Since IGV is a desktop program, you will need to copy all of your files from the server to your personal computer.
I usually create a new directory in my Downloads folder, and load the files there. If you aren't sure where this is in relation to your default folder on terminal, you can access it by doing this:
cd ~/Downloads
Once you are within your Downloads folder, run the following commands:
scp <your_username>@centaur.ag.utk.edu:/pickett_shared/teaching/RNASeq_workshop/analysis/<your_username>/04_igv/SRR17062759.Aligned.sortedByCoord.out.bam* .
IGV allows you to load a new genome onto IGV: go to Genomes > Local File ..., and select your genome Fasta file of interest. In this lab, because we are using the TAIR 10 genome assembly, we do not have to load our genome; scroll down the list of default genomes, and select A. thaliana (TAIR 10).

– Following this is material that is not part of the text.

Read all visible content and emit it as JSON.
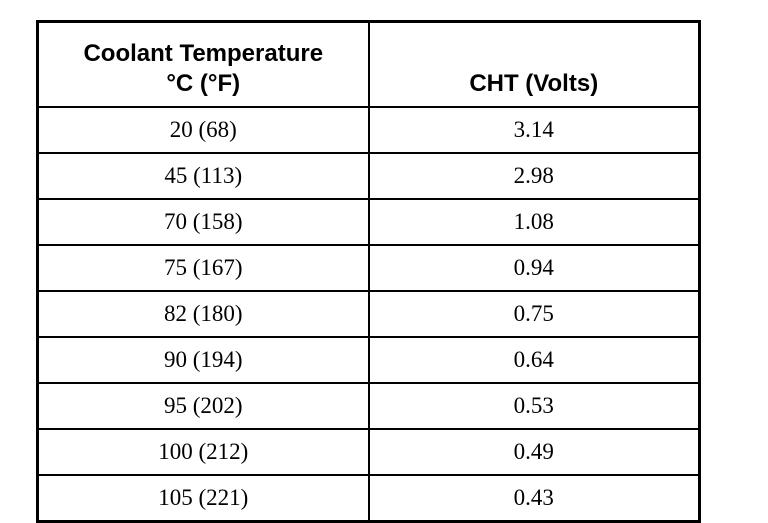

Go to Tracks > Local File ... and select one or more BAM files to load onto IGV. This will add two tracks for each BAM file - a Coverage track that shows how many reads, in total, cover a given base in the genome, and an Alignment track that shows each read in relation to the reference genome.
To zoom into a chromosome, you can use the zoom slider on the top right corner of IGV, the + or - keys on your computer, or click and drag on the genome ruler to select an area of interest.
To save your current IGV session, which will include all alignment and annotation files loaded, go to Session > Save .... To load it, simply go to Session > Local File... and select that session.